Qwen multimodal models developed by Alibaba Cloud offer advanced capabilities in image and video generation. These models excel at creating high-quality visual content from text descriptions with a strong understanding of both Chinese and English prompts.
LoRA-ready Image Editing & Generation
- qwen-image/edit-plus-lora
Advanced image editing model with LoRA support, enabling precise style transfer, character customization, and high-fidelity local edits driven by text prompts.
- qwen-image/edit-lora
Lightweight edit model for LoRA-based style and character control, ideal for quick retouching, outfit changes, and consistent persona updates.
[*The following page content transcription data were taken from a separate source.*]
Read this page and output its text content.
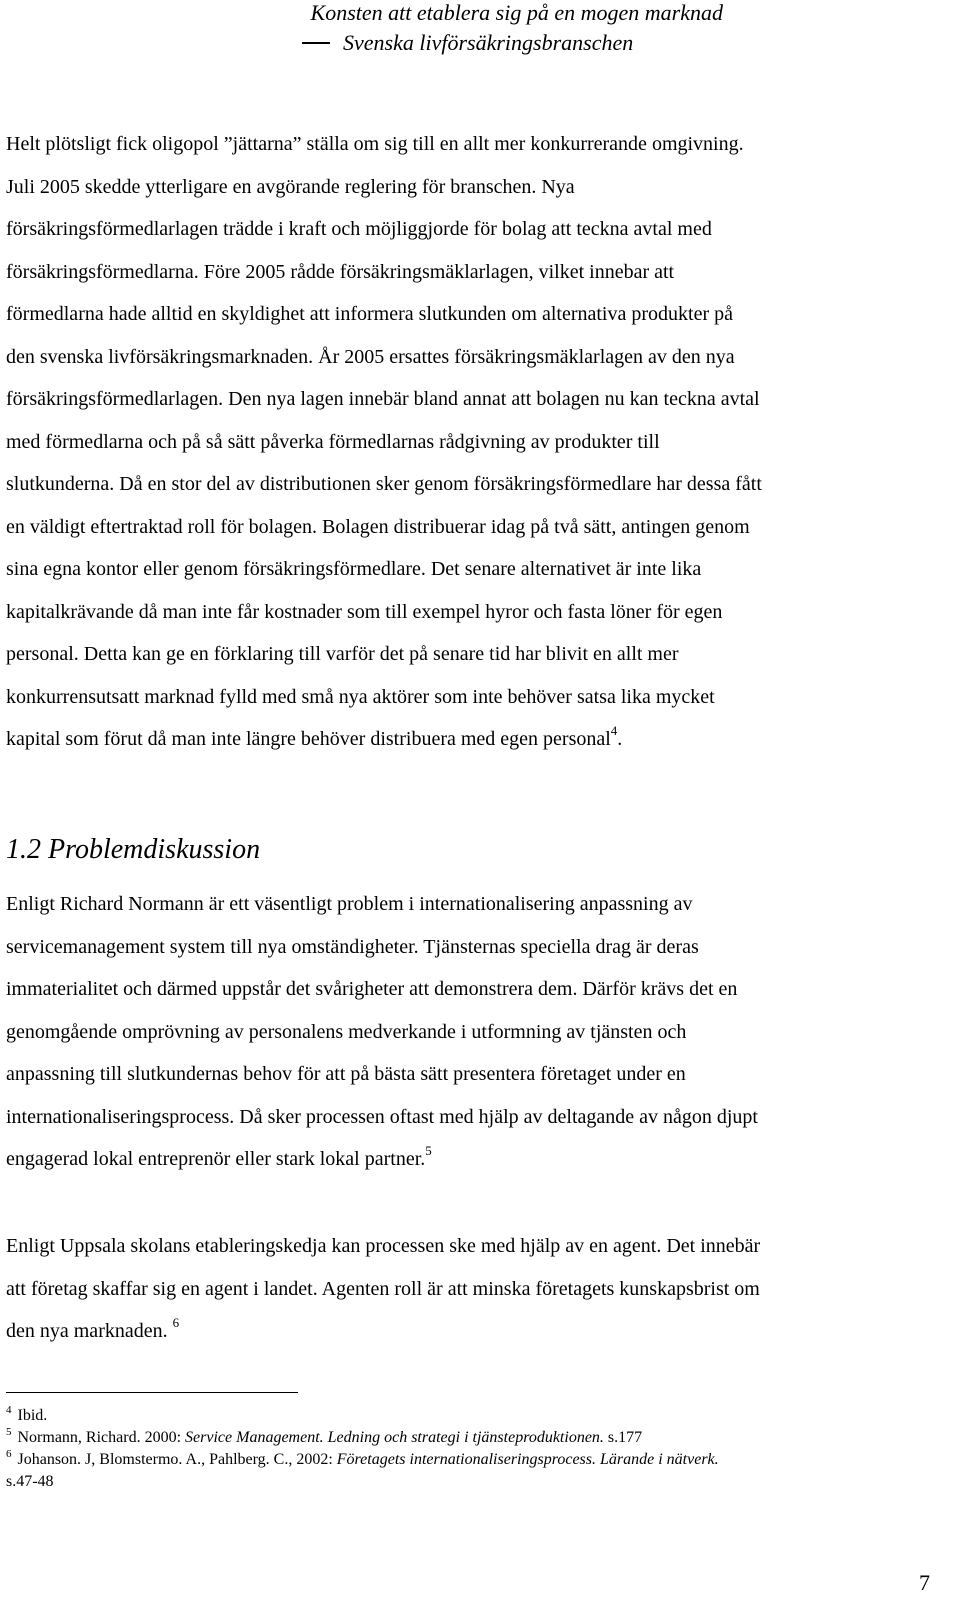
Konsten att etablera sig på en mogen marknad
Svenska livförsäkringsbranschen
Helt plötsligt fick oligopol ”jättarna” ställa om sig till en allt mer konkurrerande omgivning.
Juli 2005 skedde ytterligare en avgörande reglering för branschen. Nya
försäkringsförmedlarlagen trädde i kraft och möjliggjorde för bolag att teckna avtal med
försäkringsförmedlarna. Före 2005 rådde försäkringsmäklarlagen, vilket innebar att
förmedlarna hade alltid en skyldighet att informera slutkunden om alternativa produkter på
den svenska livförsäkringsmarknaden. År 2005 ersattes försäkringsmäklarlagen av den nya
försäkringsförmedlarlagen. Den nya lagen innebär bland annat att bolagen nu kan teckna avtal
med förmedlarna och på så sätt påverka förmedlarnas rådgivning av produkter till
slutkunderna. Då en stor del av distributionen sker genom försäkringsförmedlare har dessa fått
en väldigt eftertraktad roll för bolagen. Bolagen distribuerar idag på två sätt, antingen genom
sina egna kontor eller genom försäkringsförmedlare. Det senare alternativet är inte lika
kapitalkrävande då man inte får kostnader som till exempel hyror och fasta löner för egen
personal. Detta kan ge en förklaring till varför det på senare tid har blivit en allt mer
konkurrensutsatt marknad fylld med små nya aktörer som inte behöver satsa lika mycket
kapital som förut då man inte längre behöver distribuera med egen personal$^4$.
1.2 Problemdiskussion
Enligt Richard Normann är ett väsentligt problem i internationalisering anpassning av
servicemanagement system till nya omständigheter. Tjänsternas speciella drag är deras
immaterialitet och därmed uppstår det svårigheter att demonstrera dem. Därför krävs det en
genomgående omprövning av personalens medverkande i utformning av tjänsten och
anpassning till slutkundernas behov för att på bästa sätt presentera företaget under en
internationaliseringsprocess. Då sker processen oftast med hjälp av deltagande av någon djupt
engagerad lokal entreprenör eller stark lokal partner.$^5$
Enligt Uppsala skolans etableringskedja kan processen ske med hjälp av en agent. Det innebär
att företag skaffar sig en agent i landet. Agenten roll är att minska företagets kunskapsbrist om
den nya marknaden. $^6$
$^4$ Ibid.
$^5$ Normann, Richard. 2000: Service Management. Ledning och strategi i tjänsteproduktionen. s.177
$^6$ Johanson. J, Blomstermo. A., Pahlberg. C., 2002: Företagets internationaliseringsprocess. Lärande i nätverk.
s.47-48
7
- qwen-image/text-to-image-lora
LoRA-enabled text-to-image generation that supports custom styles and characters while keeping strong prompt adherence and clean composition.
- jib-mix-qwen-image/text-to-image-lora
Mixed-style LoRA T2I model tuned for vivid anime and illustration aesthetics, combining sharp linework with rich color and expressive characters.
- qwen-image-lora-trainer
Training endpoint for building your own Qwen Image LoRA adapters from reference images, enabling personalized styles and characters across all LoRA-capable Qwen models.
Base Image Editing
- qwen-image/edit-plus
Enhanced image editing model for high-quality global and local edits, improving lighting, realism, and detail while preserving subject identity.
- qwen-image/edit
General-purpose edit model for everyday photo and artwork adjustments—ideal for quick fixes, background tweaks, and light retouching.
Base Text-to-Image Generation
- qwen-image/text-to-image
Core T2I model that generates clean, realistic images from text prompts, suitable for product shots, portraits, and general creative use.
- jib-mix-qwen-image/text-to-image
Stylized T2I variant blending anime and illustration styles, producing vibrant, character-focused art with strong visual appeal.
Utilities & Audio
- qwen-image/translate
Image translation utility that reads charts, UI screenshots, and text-heavy graphics, then outputs translated content while preserving layout semantics.
- qwen3-tts-flash
Fast text-to-speech model for natural-sounding voice previews, optimized for low latency in assistants, demos, and real-time applications.